Pourquoi je suis contre le projet remboursement des séances de psychothérapie par la sécurité sociale.

A propos du projet de réforme visant le remboursement de séances de psychothérapie chez le psychologue, il me semble dommageable de n’en retenir que l’aberration clinique que constitue le parcours de soins imposé aux patients. Idem quant à la somme dérisoire remboursée aux psychologues pour les séances prescrites. Idem pour le parcours administratif ubuesque tant pour le patient que pour le psychologue qui choisirait de se conventionner (le retour d’une collègue en vidéo). Discuter ces points précis c’est déjà, selon moi, s’embarquer sur un terrain qui ne correspond pas à l’idée que je me fais de ma profession.  
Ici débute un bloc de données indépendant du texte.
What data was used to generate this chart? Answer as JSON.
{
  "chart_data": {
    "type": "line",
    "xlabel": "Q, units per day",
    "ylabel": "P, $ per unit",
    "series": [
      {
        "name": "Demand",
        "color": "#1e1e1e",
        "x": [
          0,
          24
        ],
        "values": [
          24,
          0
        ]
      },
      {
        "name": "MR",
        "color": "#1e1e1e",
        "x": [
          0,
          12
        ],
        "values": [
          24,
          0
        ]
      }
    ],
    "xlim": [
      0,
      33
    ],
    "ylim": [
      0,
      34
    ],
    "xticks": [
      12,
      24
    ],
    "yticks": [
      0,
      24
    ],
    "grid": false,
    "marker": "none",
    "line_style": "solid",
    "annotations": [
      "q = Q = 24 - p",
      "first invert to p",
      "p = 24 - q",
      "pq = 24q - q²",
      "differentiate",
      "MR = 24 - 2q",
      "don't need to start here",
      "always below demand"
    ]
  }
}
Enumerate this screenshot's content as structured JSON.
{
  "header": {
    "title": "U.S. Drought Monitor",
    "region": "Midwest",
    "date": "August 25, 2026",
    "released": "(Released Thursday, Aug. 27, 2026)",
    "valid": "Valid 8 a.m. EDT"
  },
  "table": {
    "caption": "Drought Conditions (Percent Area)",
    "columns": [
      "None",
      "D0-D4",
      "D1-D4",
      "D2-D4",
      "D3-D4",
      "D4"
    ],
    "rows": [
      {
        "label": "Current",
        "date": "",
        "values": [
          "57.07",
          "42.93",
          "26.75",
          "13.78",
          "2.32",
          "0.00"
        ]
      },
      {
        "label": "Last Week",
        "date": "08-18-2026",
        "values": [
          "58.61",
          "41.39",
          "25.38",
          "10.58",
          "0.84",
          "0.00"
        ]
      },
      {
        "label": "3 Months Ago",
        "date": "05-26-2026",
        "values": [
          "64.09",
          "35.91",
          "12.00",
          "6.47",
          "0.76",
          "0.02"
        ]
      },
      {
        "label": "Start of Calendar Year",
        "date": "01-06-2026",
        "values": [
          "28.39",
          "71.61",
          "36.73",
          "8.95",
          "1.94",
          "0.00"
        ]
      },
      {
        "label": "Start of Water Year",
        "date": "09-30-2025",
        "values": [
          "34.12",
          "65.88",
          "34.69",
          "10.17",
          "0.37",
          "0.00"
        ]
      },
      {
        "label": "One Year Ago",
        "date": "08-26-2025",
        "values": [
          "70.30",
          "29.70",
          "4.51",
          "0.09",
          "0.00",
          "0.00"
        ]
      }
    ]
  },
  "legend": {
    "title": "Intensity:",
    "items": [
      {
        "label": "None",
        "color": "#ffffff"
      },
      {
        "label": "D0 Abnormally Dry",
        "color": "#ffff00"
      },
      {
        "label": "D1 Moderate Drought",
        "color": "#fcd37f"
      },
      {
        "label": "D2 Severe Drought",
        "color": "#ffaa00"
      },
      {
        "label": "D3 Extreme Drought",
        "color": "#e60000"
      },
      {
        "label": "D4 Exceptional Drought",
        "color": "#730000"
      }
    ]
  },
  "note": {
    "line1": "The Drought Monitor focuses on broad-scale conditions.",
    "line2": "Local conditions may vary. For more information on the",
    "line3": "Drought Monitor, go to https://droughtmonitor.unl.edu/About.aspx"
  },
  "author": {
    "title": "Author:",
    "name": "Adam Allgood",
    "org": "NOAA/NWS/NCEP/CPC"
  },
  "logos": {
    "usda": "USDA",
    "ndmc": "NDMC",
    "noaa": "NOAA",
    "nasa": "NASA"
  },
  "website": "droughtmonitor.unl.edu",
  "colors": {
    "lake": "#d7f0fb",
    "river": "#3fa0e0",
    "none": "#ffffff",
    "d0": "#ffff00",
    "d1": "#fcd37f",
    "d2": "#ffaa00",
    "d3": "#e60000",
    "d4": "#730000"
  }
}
            De quoi est-il question derrière la bonne volonté affichée d’offrir au plus grand nombre des soins psychiques chez le psychologue ?  

            Quoique pas évident à première vue, le premier des intérêts est bien entendu économique. Il s’agit de répondre à moindre frais à la souffrance psychique de la population que la crise du Covid a plus encore mis en lumière. Pour s’en convaincre, nous pouvons poser une question toute simple : Pourquoi ne pas ouvrir de nouveaux Centres Médico Psychologiques  et/ou y embaucher des psychologues ? La réponse ne fait aucun doute ; ça coûte cher ! Le recrutement de 160 psychologues en CMP annoncé par Olivier Veran lors du Ségur de janvier (soit 1,6 par territoire…!!!) est en revanche une opération de communication à bon prix.  

            Le second intérêt de ce dégagement des soins psychiques vers le privé me semble être la marge de manœuvre qu’ouvre pour les pouvoirs publics la possibilité d’ajuster chaque année – en fonction de ce qu’ils estimeront être la demande – les protocoles mis en place. Ajustement du nombre de séances, ajustement des remboursements ou du parcours de soins plutôt que des créations de postes qui imposeraient à l’État un financement fixe sur le long terme.  

            Être favorable au remboursement des séances prescrites en s’inquiétant uniquement de leurs montants équivaut, sur le fond, à accepter pour notre profession un dégagement du public vers le privé que nous avons vu à l’œuvre pour tant d’autres professions. Quoi de plus normal que notre profession soit logée à la même enseigne que les autres, me direz-vous ? Oui, sauf qu’adopter un tel point de vue serait, à mon sens, ne pas entendre ce qui fait la spécificité de notre métier. C’est sur ce point que la réforme fait ressortir plus encore les profondes divisions de notre champ professionnel. Accepter ce projet de protocole est possible évidemment pour ceux qui pensent obtenir un résultat en X séances.  La réforme est acceptable également pour ceux qui s’inscrivent dans une démarche d’évaluation et d’orientation. 

            Pour les autres, qui refusent a priori – avant la rencontre clinique – de se dire « capables » de « résultats » ou qui refusent de s’inscrire dans la démarche d’évaluation attendue, une question éthique se pose quant au contrat passé avec les institutions.

            Bien entendu, il est toujours possible d’échanger avec les patients sur le cadre qu’implique le protocole de remboursement. Néanmoins, accepter le protocole serait souscrire à l’idée sous-jacente du projet : Au-delà de ce nombre X de séances, si ça n’a pas donné de « résultats », si le patient ne répond pas « positivement », c’est donc qu’il souffrirait de « quelque chose de grave ». Même si le psychologue ne l’entend pas de cette oreille, c’est ainsi que seront perçus par les autorités sanitaires les « résultats » au bout du protocole. 

Le parcours de soins ubuesque qui ressort de ce projet n’est, selon moi, pas vraiment le sujet. Il n’est que l’illustration de la manière dont les institutions sanitaires considèrent les individus, ceux qui « répondront » aux protocoles de soins et les autres. Accepter ce projet c’est, selon moi, avaliser une certaine considération de la personne. Pour ces raisons, je suis contre le remboursement des séances.